Posted: settembre 30th, 2018 | Author: | Filed under: comidad | Commenti disabilitati su NEWSCOMIDAD. LE FILODRAMMATICHE DELL’ASSISTENZIALISMO PER RICCHI

NEWSCOMIDAD

Ecco le news settimanali del Comidad: chi volesse consultare le news precedenti, può reperirle sul sito http://www.comidad.org/ sotto la voce “Commentario”.

LE FILODRAMMATICHE DELL’ASSISTENZIALISMO PER RICCHI

Dopo i numerosi assist a Matteo Salvini, i media si sono decisi a dare una mano anche a Luigi di Maio, montando un caso su dichiarazioni “confidenziali” del portavoce del Presidente del Consiglio. Gli scontati attacchi al governo si sono espressi con le consuete sfide al buonsenso. Il presidente del parlamento europeo, Antonio Tajani, è arrivato a parlare di “purghe staliniane”, come se le eventuali rappresaglie contro i burocrati del Tesoro prospettate dal portavoce consistessero in deportazioni in Siberia e non in semplici trasferimenti ad altri uffici.

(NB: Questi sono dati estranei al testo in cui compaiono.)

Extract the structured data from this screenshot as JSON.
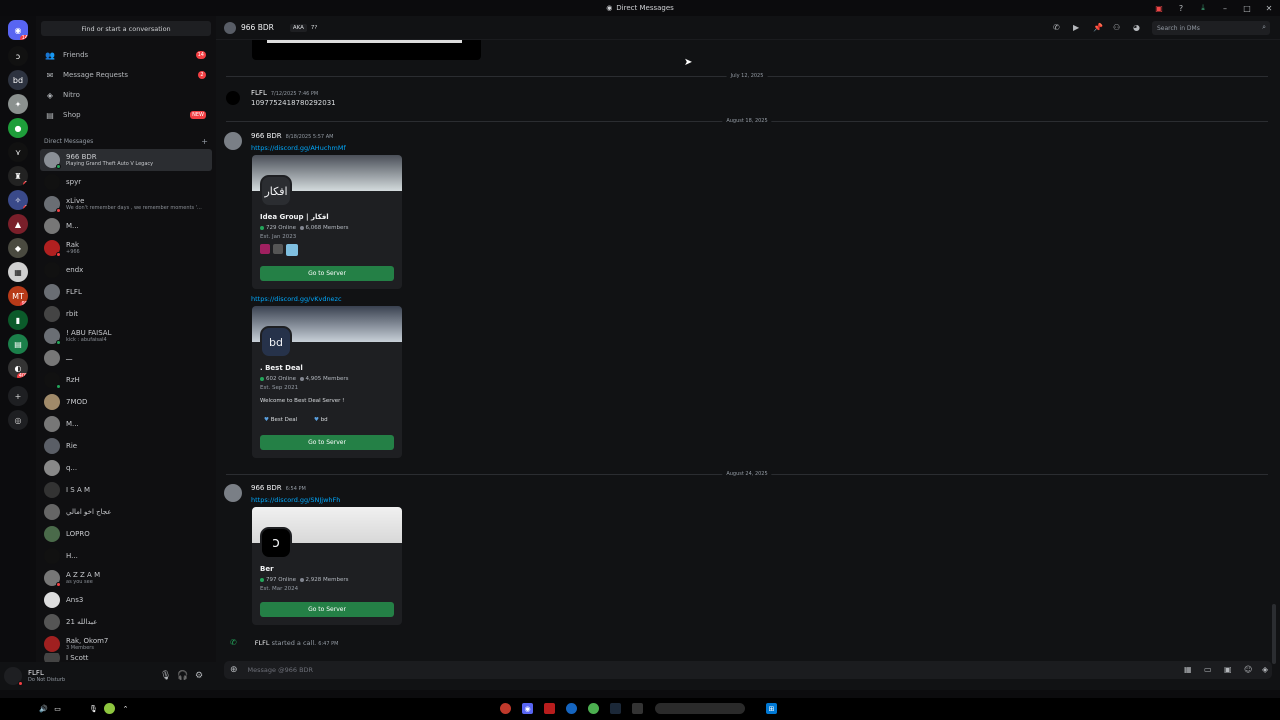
{
  "window": {
    "title": "Direct Messages"
  },
  "sidebar": {
    "search_placeholder": "Find or start a conversation",
    "nav": [
      {
        "label": "Friends",
        "count": "14"
      },
      {
        "label": "Message Requests",
        "count": "2"
      },
      {
        "label": "Nitro",
        "count": ""
      },
      {
        "label": "Shop",
        "count": "NEW"
      }
    ],
    "dm_header": "Direct Messages",
    "dms": [
      {
        "name": "966 BDR",
        "sub": "Playing Grand Theft Auto V Legacy"
      },
      {
        "name": "spyr",
        "sub": ""
      },
      {
        "name": "xLive",
        "sub": "We don't remember days , we remember moments '..."
      },
      {
        "name": "M...",
        "sub": ""
      },
      {
        "name": "Rak",
        "sub": "+966"
      },
      {
        "name": "endx",
        "sub": ""
      },
      {
        "name": "FLFL",
        "sub": ""
      },
      {
        "name": "rbit",
        "sub": ""
      },
      {
        "name": "! ABU FAISAL",
        "sub": "kick : abufaisal4"
      },
      {
        "name": "ـــ",
        "sub": ""
      },
      {
        "name": "RzH",
        "sub": ""
      },
      {
        "name": "7MOD",
        "sub": ""
      },
      {
        "name": "M...",
        "sub": ""
      },
      {
        "name": "Rie",
        "sub": ""
      },
      {
        "name": "q...",
        "sub": ""
      },
      {
        "name": "I S A M",
        "sub": ""
      },
      {
        "name": "عجاج اخو امالي",
        "sub": ""
      },
      {
        "name": "LOPRO",
        "sub": ""
      },
      {
        "name": "H...",
        "sub": ""
      },
      {
        "name": "A Z Z A M",
        "sub": "as you see"
      },
      {
        "name": "Ans3",
        "sub": ""
      },
      {
        "name": "21 عبدالله",
        "sub": ""
      },
      {
        "name": "Rak, Okom7",
        "sub": "3 Members"
      },
      {
        "name": "I Scott",
        "sub": ""
      }
    ]
  },
  "user": {
    "name": "FLFL",
    "status": "Do Not Disturb"
  },
  "header": {
    "name": "966 BDR",
    "aka": "AKA",
    "aka_value": "7?",
    "search_placeholder": "Search in DMs"
  },
  "dividers": [
    "July 12, 2025",
    "August 18, 2025",
    "August 24, 2025"
  ],
  "messages": [
    {
      "user": "FLFL",
      "time": "7/12/2025 7:46 PM",
      "text": "1097752418780292031"
    },
    {
      "user": "966 BDR",
      "time": "8/18/2025 5:57 AM",
      "link1": "https://discord.gg/AHuchmMf",
      "link2": "https://discord.gg/vKvdnezc"
    },
    {
      "user": "966 BDR",
      "time": "6:54 PM",
      "link1": "https://discord.gg/SNJjwhFh"
    }
  ],
  "cards": [
    {
      "name": "Idea Group | افكار",
      "online": "729 Online",
      "members": "6,068 Members",
      "est": "Est. Jan 2023",
      "desc": "",
      "button": "Go to Server",
      "icon": "افكار"
    },
    {
      "name": ". Best Deal",
      "online": "602 Online",
      "members": "4,905 Members",
      "est": "Est. Sep 2021",
      "desc": "Welcome to Best Deal Server !",
      "tag1": "Best Deal",
      "tag2": "bd",
      "button": "Go to Server",
      "icon": "bd"
    },
    {
      "name": "Ber",
      "online": "797 Online",
      "members": "2,928 Members",
      "est": "Est. Mar 2024",
      "desc": "",
      "button": "Go to Server",
      "icon": "ↄ"
    }
  ],
  "call": {
    "user": "FLFL",
    "text": "started a call.",
    "time": "6:47 PM"
  },
  "composer": {
    "placeholder": "Message @966 BDR"
  },
  "colors": {
    "accent": "#5865f2",
    "online": "#23a55a",
    "button": "#248046",
    "link": "#00a8fc",
    "badge": "#f23f43"
  }
}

Esagerazioni che hanno ancora una volta giovato al governo, che ormai lucra da mesi su questa massiccia propaganda ostile per accreditarsi come assoluta novità. (1)

Che la dichiarazione contro i burocrati del Ministero dell’Economia e Finanze sia stata effettivamente diffusa violando gli accordi, oppure che il portavoce l’abbia “affidata” apposta confidando nella malafede di Lucia Annunziata, non è molto rilevante. È da notare invece che questo scontro tra governo e burocrazie corrisponde ad una certa narrazione “colta” sugli eventi contemporanei. I redattori della rivista “Limes” ci stanno intrattenendo sullo scontro tra gli eletti dal popolo e lo “Stato profondo”, il “Deep State”, con particolare riguardo alle sempre più tumultuose vicende dell’Amministrazione del cialtrone Trump. (2)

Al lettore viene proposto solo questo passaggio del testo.